THE ART OF CONVERSATION.

I had a terrible experience yesterday, one of life's inky black hours which will bring a shudder whenever in future days memory seizes an idle moment to refresh herself. I had been dining with Scarfield and his mother at Hampstead, and with the entry of the coffee he had pleaded a sudden dyspepsia and withdrawn. So his mother, a dear colourless old lady, undertook to entertain me. By her desire I lighted a cigar.

She mentioned that she had just returned from a visit to Glasgow, and I remarked intelligently that Glasgow was a fine place. Considering for a moment, she observed that she thought the weather in Glasgow was colder than that of the South of England; and I said, Yes, very likely, I had heard so. In about two minutes she qualified her statement by informing me that the South of England was as a rule milder than Glasgow. I replied that it appeared to me very possible, adding recklessly that they had peculiarly mixed weather in Glasgow, which she seemed to think rather a questionable presentment of the case for the North, for she kept silent and ruminated for seven or eight minutes. My mind took a little excursion to Putney, where I have friends. But, before I had really settled at Putney, the lady's voice intimated that perhaps they had more rain in Glasgow than in the South of England.

I came back from Putney with a slight mental wrench, yet sufficiently clear-headed to say decidedly that Glasgow, on the whole, had a much better climate than the South, because I had once spent a day there, and the sun shone the whole time, so I ought to know. Then I started off again, and had just reached Walham Green (one does not speak of these places, but I may tell you that it is a station on the way to Putney, where I have a friend), when she responded with lightning-like swiftness that it couldn't be healthy to live in Glasgow. This bordered on repartee, so I countered rapidly with the brilliant suggestion that a good many people managed to live there, hoping she would not score by the obvious rejoinder that a good many people died there. If she had, I can't imagine how I should have extricated myself. Luckily she merely murmured, "Ah, yes," and reflected. I was just stepping off the train at a station (Putney—to be explicit, it is a lady friend) when there seemed to be a collision, and I caught myself saying, "Indeed!" though I don't know why. She nodded approval, however, and I ventured on a meditative "Ye-es."

"But they don't seem to mind," she said, glancing at me blandly through her spectacles. "Do they?"

"You see," I answered, chancing it, "they are so used to it." She smiled and agreed.

"That must be the reason," she said. For what, I hadn't the remotest idea; but this just shows what presence of mind will do for one in an emergency.

"What a difference they must find," I went on boldly, and lapsed into a muse. She sighted it, however, and replied in less than five minutes—

"You mean now that the old-fashioned ones are coming in again?"

Here was a catastrophe. Did she refer to hats, or skirts, or Christmas cards? What sudden original observation had I unfortunately missed during that last journey South-westward? At all costs I must keep cool.

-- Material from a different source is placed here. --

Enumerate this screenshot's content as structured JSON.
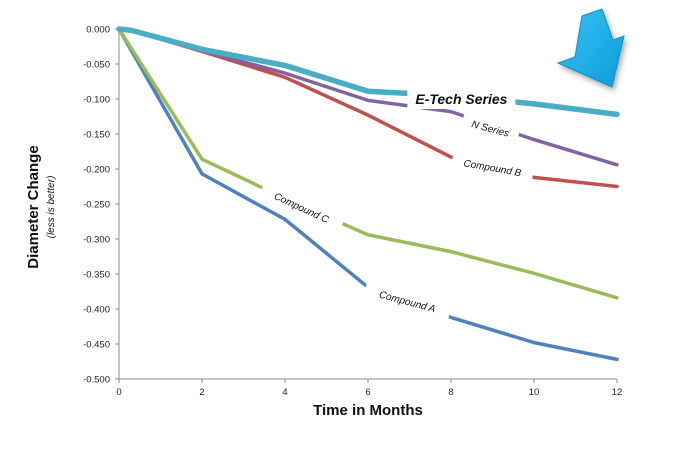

I pulled myself together and plunged.

"Yes," I said. "You see the old-fashioned ones were so awfully tight, weren't they?"

"Tight?" she echoed. "Not tight."

"Well, not exactly tight," I answered, feeling rather distracted. "I meant large."

She looked at me suspiciously, I thought. "I think they're too long," she said, "and such a lot of people in them."

This was growing too complicated, and I wished heartily we had stuck to Glasgow and its weather.

"One finds them," she added, "so hard to follow."

I racked my miserable brain for anything that was lengthy, populous, and difficult to follow; in vain.

"Still," I gasped, glancing at the door, "one can always ... one can generally ... one can sometimes sit down ... for a rest ... if one is dreadfully tired," I explained.

She gazed at me reproachfully.

"I don't usually stand at the back of the pit," she said. "The last time Fred took me we had stalls."

"How—how jolly!" I murmured. "I was thinking of—of——"

"If you please, Mr. Fred would like some soda-water and a few biscuits taken up, Ma'am," said the servant, entering softly.

I rose.

"Must you go?" protested my conversationalist. "Oh, I am so sorry! But come again soon—you have kept me quite lively. Good-bye."

I took the tube to Charing Cross and changed there for Putney and Ethel. (Did I mention that her name was Ethel?) But when I told Ethel about it afterwards she said she thought sarcasm in elderly ladies was very objectionable.